Think to New Worlds

Think to New Worlds
How a writer who investigated scientific anomalies inspired a factious movement and made a lasting impact on American culture.

Flying saucers. Bigfoot. Frogs raining from the sky. Such phenomena fascinated Charles Fort, the maverick writer who scanned newspapers, journals, and magazines for reports of bizarre occurrences: dogs that talked, vampires, strange visions in the sky, and paranormal activity. His books of anomalies advanced a philosophy that saw science as a small part of a larger system in which truth and falsehood continually transformed into one another. His work found a ragged following of skeptics who questioned not only science but the press, medicine, and politics. Though their worldviews varied, they shared compelling questions about genius, reality, and authority. At the center of this community was adman, writer, and enfant terrible Tiffany Thayer, who founded the Fortean Society and ran it for almost three decades, collecting and reporting on every manner of oddity and conspiracy.

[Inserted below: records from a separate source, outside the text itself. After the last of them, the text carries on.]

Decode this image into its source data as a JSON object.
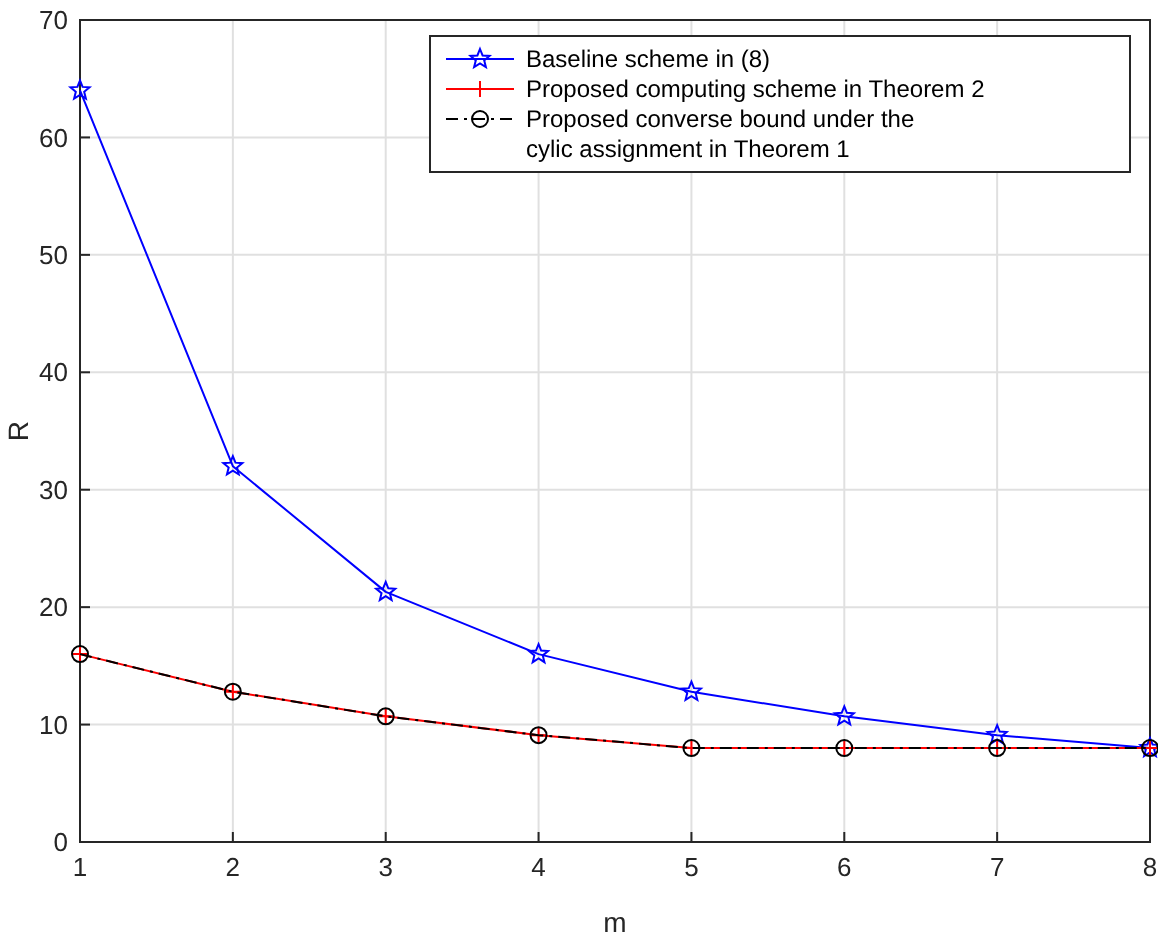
{
  "chart_data": {
    "type": "line",
    "xlabel": "m",
    "ylabel": "R",
    "x": [
      1,
      2,
      3,
      4,
      5,
      6,
      7,
      8
    ],
    "xlim": [
      1,
      8
    ],
    "xticks": [
      1,
      2,
      3,
      4,
      5,
      6,
      7,
      8
    ],
    "ylim": [
      0,
      70
    ],
    "yticks": [
      0,
      10,
      20,
      30,
      40,
      50,
      60,
      70
    ],
    "grid": true,
    "legend": "top right",
    "series": [
      {
        "name": "Baseline scheme in (8)",
        "color": "#0000ff",
        "marker": "star",
        "line_style": "solid",
        "values": [
          64,
          32,
          21.3,
          16,
          12.8,
          10.7,
          9.1,
          8
        ]
      },
      {
        "name": "Proposed computing scheme in Theorem 2",
        "color": "#ff0000",
        "marker": "cross",
        "line_style": "solid",
        "values": [
          16,
          12.8,
          10.7,
          9.1,
          8,
          8,
          8,
          8
        ]
      },
      {
        "name": "Proposed converse bound under the cylic assignment in Theorem 1",
        "color": "#000000",
        "marker": "circle",
        "line_style": "dashed",
        "values": [
          16,
          12.8,
          10.7,
          9.1,
          8,
          8,
          8,
          8
        ]
      }
    ]
  }
}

In Think to New Worlds, Joshua Blu Buhs argues that the Fortean effect on modern culture is deeper than you think. Fort's descendants provided tools to expand the imagination, explore the social order, and demonstrate how power is exercised. Science fiction writers put these ideas to work as they sought to uncover the hidden structures undergirding reality. Avant-garde modernists--including the authors William Gaddis, Henry Miller, and Ezra Pound, as well as Surrealist visual artists--were inspired by Fort's writing about metaphysical and historical forces. And in the years following World War II, flying saucer enthusiasts convinced of alien life raised questions about who controlled the universe.

Buhs's meticulous and entertaining book takes a respectful look at a cast of oddballs and eccentrics, plucking them from history's margins and spotlighting their mark on American modernism. Think to New Worlds is a timely consideration of a group united not only by conspiracies and mistrust of science but by their place in an ever-expanding universe rich with unexplained occurrences and visionary possibilities.